With more than 40 recommendations, the Blueprint for Ransomware Defense can help small to medium sized enterprises build cyber resilience.
A new blueprint aims to give those small and medium sized enterprises most vulnerable to ransomware attacks a “common language” to help leaders understand what they must do to prevent them.
Developed by the Ransomware Task Force, the Blueprint for Ransomware Defense includes more than 40 recommendations to help small and medium-sized businesses — and state and local governments — protect themselves from ransomware attacks, as they are more frequent targets.
The blueprint comes as the need for cyber resiliency grows, where enterprises must be prepared for the next attack amid constantly evolving threats. It is based on CIS Controls, aligns with the National Institute of Standards and Technology’s Cybersecurity Framework and aims to help enterprises focus their attention on the critical work needed to defend against the most common cyberattacks.
“In the industrial economy, it’s enough to say, build your plants like this, they won't burn down,” said Davis Hake, co-founder and vice president of policy at cybersecurity insurance company Resilience, and a co-author of the report. “[Chief financial officers] have their playbook, people in charge of plant security have their playbook and standards, and the physical space doesn't change. But in the digital space, everything is constantly changing.”
The blueprint can help state and local governments that have come under increasing strain from ransomware attacks, especially as they are often responsible for the critical infrastructure that hackers like to target. The need to protect critical infrastructure at all levels and rising ransomware costs prompted President Joe Biden to issue a national security memo on the subject last year.
“The 40 recommended safeguards included in the Blueprint have been carefully selected not only for their ease of implementation but their effectiveness in defending against ransomware attacks,” said Valecia Stocchetti, CIS Controls senior cybersecurity engineer and Blueprint co-author. Stocchetti said implementation of the blueprint’s safeguards would defend against more than 70% of the attack techniques associated with ransomware.
Among other recommendations, the blueprint urges small to medium enterprises to qualify for cybersecurity insurance and create what it calls a “cybersecurity framework of specific best practices” that makes use of new technologies to stop attacks and makes employees more cyber aware.

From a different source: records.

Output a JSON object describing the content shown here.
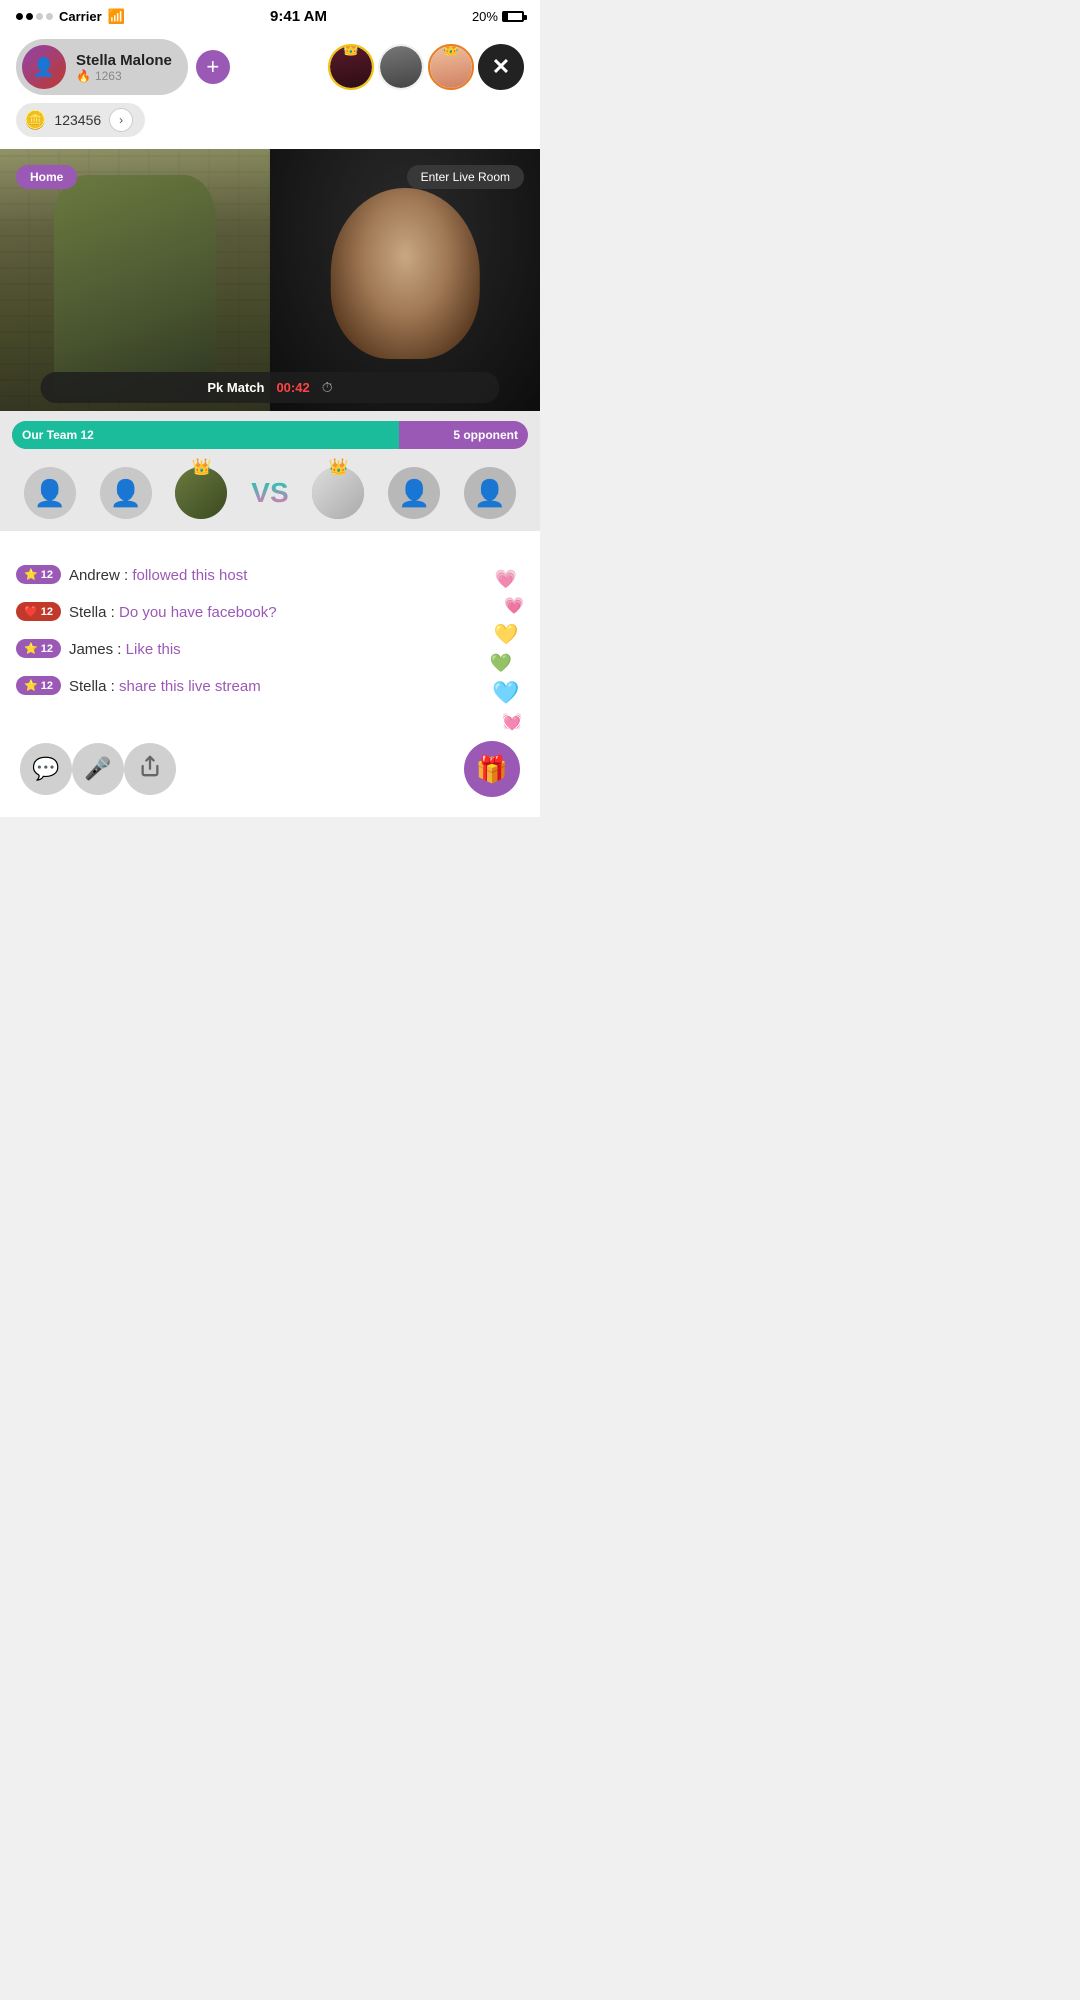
{
  "statusBar": {
    "carrier": "Carrier",
    "time": "9:41 AM",
    "battery": "20%"
  },
  "profile": {
    "name": "Stella Malone",
    "flames": "1263",
    "coins": "123456",
    "addBtn": "+",
    "arrowBtn": "›"
  },
  "miniAvatars": [
    {
      "id": 1,
      "crown": "gold",
      "crownChar": "👑"
    },
    {
      "id": 2,
      "crown": "none"
    },
    {
      "id": 3,
      "crown": "orange",
      "crownChar": "👑"
    }
  ],
  "video": {
    "homeBadge": "Home",
    "enterLiveRoom": "Enter Live Room",
    "pkLabel": "Pk Match",
    "pkTimer": "00:42"
  },
  "score": {
    "ourTeam": "Our Team 12",
    "opponent": "5 opponent",
    "ourPercent": 75
  },
  "chat": {
    "messages": [
      {
        "badgeType": "star",
        "badgeNum": "12",
        "username": "Andrew",
        "separator": " : ",
        "message": "followed this host"
      },
      {
        "badgeType": "heart",
        "badgeNum": "12",
        "username": "Stella",
        "separator": " : ",
        "message": "Do you have facebook?"
      },
      {
        "badgeType": "star",
        "badgeNum": "12",
        "username": "James",
        "separator": " : ",
        "message": "Like this"
      },
      {
        "badgeType": "star",
        "badgeNum": "12",
        "username": "Stella",
        "separator": " : ",
        "message": "share this live stream"
      }
    ]
  },
  "hearts": [
    "💗",
    "💛",
    "💚",
    "🩵",
    "💓",
    "💕"
  ],
  "toolbar": {
    "chatIcon": "💬",
    "micIcon": "🎤",
    "shareIcon": "↗",
    "giftIcon": "🎁"
  },
  "vsText": "VS"
}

Hake said the blueprint helps create “a common language that unifies CFOs and risk managers” with chief security officers and technologists so they are all working toward the same goal of greater cyber resilience.
Last year’s infrastructure package included $1 billion in funding over four years for state and local governments to improve their cybersecurity.
With new federal money available, as well as other grant opportunities and the push for more cybersecurity funding in state and local budgets, the blueprint could serve as a “best practice guide” and alert elected officials to the importance of investing in cybersecurity.
“We see tools like the blueprint as a great guide for saying, ‘Okay, if we're going to be applying for these grants, how do we then put this investment where it's going to be most effective against the top threat that's facing us and our citizens right now?’” Hake said.
The Ransomware Task Force was created by the Institute for Security and Technology in April 2021 in response to the emerging national and economic security risk posed by ransomware. It consists of over 60 members from software companies, government agencies, cybersecurity vendors, financial services companies, nonprofits and academic institutions.